This is an action of covenant upon a guaranty under seal dated 12 September, 1845, of a note executed by one Halsey for $250, payable to the defendant. The note was executed in July, 1845, and fell due 1 January, 1846. On 13 April, 1844, Halsey executed a deed in trust to Badham, conveying the greater part of his property to secure debts due to sundry persons, amounting to $5,000 or thereabouts; and on 11 April, 1846, the said Halsey executed another deed in trust to one Norcom and one Benbury, embracing all the balance of his property of every description and the interest thereon, including fourteen negroes, not conveyed in the deed of 1844, to secure debts due to sundry persons, amounting to a much larger sum than those secured in the deed of 1844. It was proved on the trial that Halsey was reputed to be entirely insolvent from and after the execution of the deed of 1846, and that on the sale of all his property in December, 1848, by the said trustees, it fell short of paying the debts secured in the sum of $6,000. It also appeared that in March, 1849, the plaintiff made (429) a demand on Halsey to pay the said note; that in May, 1849, the plaintiff, by his counsel, sued out a writ in assumpsit on the said covenant, returnable to May term of Perquimans County Court (the second Monday of May) and returned "Executed"; that his counsel moved the court to change the said writ from case to covenant, which motion was refused, and the plaintiff submitted to a nonsuit. Whereupon the present suit was brought, returnable to August Term, 1849, of Perquimans County Court.
The defendant offered to prove by parol that it was a condition of the said guaranty that suit should be brought by the plaintiff on the note in question. The evidence was rejected by the court.

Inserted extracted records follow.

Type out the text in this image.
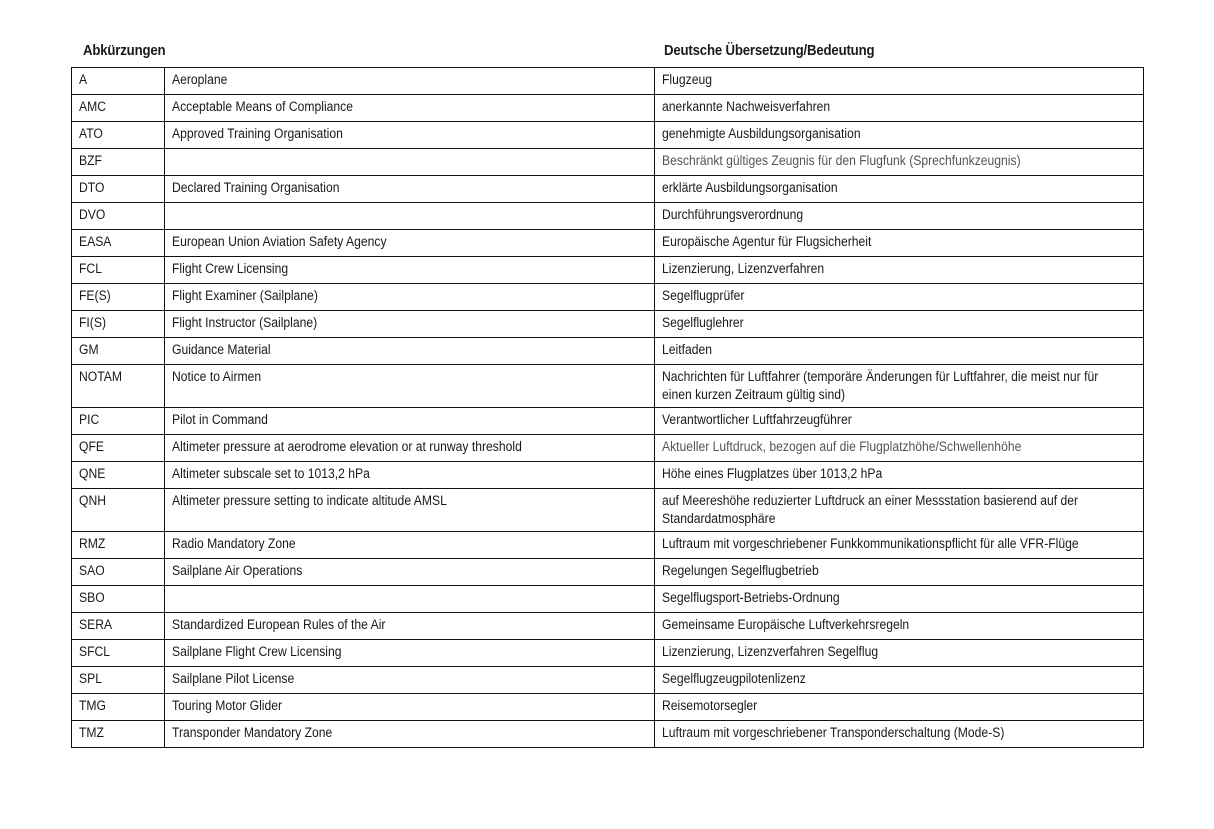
Abkürzungen	Deutsche Übersetzung/Bedeutung
A	Aeroplane	Flugzeug
AMC	Acceptable Means of Compliance	anerkannte Nachweisverfahren
ATO	Approved Training Organisation	genehmigte Ausbildungsorganisation
BZF		Beschränkt gültiges Zeugnis für den Flugfunk (Sprechfunkzeugnis)
DTO	Declared Training Organisation	erklärte Ausbildungsorganisation
DVO		Durchführungsverordnung
EASA	European Union Aviation Safety Agency	Europäische Agentur für Flugsicherheit
FCL	Flight Crew Licensing	Lizenzierung, Lizenzverfahren
FE(S)	Flight Examiner (Sailplane)	Segelflugprüfer
FI(S)	Flight Instructor (Sailplane)	Segelfluglehrer
GM	Guidance Material	Leitfaden
NOTAM	Notice to Airmen	Nachrichten für Luftfahrer (temporäre Änderungen für Luftfahrer, die meist nur für einen kurzen Zeitraum gültig sind)
PIC	Pilot in Command	Verantwortlicher Luftfahrzeugführer
QFE	Altimeter pressure at aerodrome elevation or at runway threshold	Aktueller Luftdruck, bezogen auf die Flugplatzhöhe/Schwellenhöhe
QNE	Altimeter subscale set to 1013,2 hPa	Höhe eines Flugplatzes über 1013,2 hPa
QNH	Altimeter pressure setting to indicate altitude AMSL	auf Meereshöhe reduzierter Luftdruck an einer Messstation basierend auf der Standardatmosphäre
RMZ	Radio Mandatory Zone	Luftraum mit vorgeschriebener Funkkommunikationspflicht für alle VFR-Flüge
SAO	Sailplane Air Operations	Regelungen Segelflugbetrieb
SBO		Segelflugsport-Betriebs-Ordnung
SERA	Standardized European Rules of the Air	Gemeinsame Europäische Luftverkehrsregeln
SFCL	Sailplane Flight Crew Licensing	Lizenzierung, Lizenzverfahren Segelflug
SPL	Sailplane Pilot License	Segelflugzeugpilotenlizenz
TMG	Touring Motor Glider	Reisemotorsegler
TMZ	Transponder Mandatory Zone	Luftraum mit vorgeschriebener Transponderschaltung (Mode-S)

The court charged that the plaintiff was bound to use the same degree of diligence in collecting the note from Halsey that a prudent man would use in collecting a debt of his own; that if he had failed to do so, then the defendant was entitled to their verdict. The court further charged that the suing out *Page 306 of the writ in May, 1849, though not in proper form, was such a demand on the defendant as would satisfy the law. To this latter part of the charge the defendant excepted. After the jury had been out some time, they returned into court and asked if the said note was not secured in the deed of trust of April, 1846; to which the court answered that the deed embraced a debt of $250, the balance due on two notes, and there was no other evidence that it embraced the note of $250, now the subject of litigation. To this answer of the court to the interrogatory of the jury the defendant excepts. The defendant also excepts to the opinion of the court in rejecting the parol evidence.
The jury returned a verdict for the plaintiff, and from the judgment thereon the defendant appealed. The defendant offered to prove by parol that it was a condition of the covenant that Nixon was to bring suit on the note. The court rejected the evidence, and to this the defendant excepts. There is no error. We can see no reason for making an exception, in this case, to the rule, that a written instrument cannot be added to, varied, or explained by parol proof.
The court charged that suing out the writ in May, 1849, although it was not in proper form (being in assumpsit), was a sufficient demand. To this the defendant excepts. There is no error. The writ, issued in May, 1849, was for the same cause of action, and amounted to full notice and was in fact a demand in the strongest form. Linn v. McClelland, 20 N.C. 596.
We can see no force in the exception to the answer made by the court to the interrogatory of the jury; it was simply a recital of the evidence on that point. These are the only points presented by the case.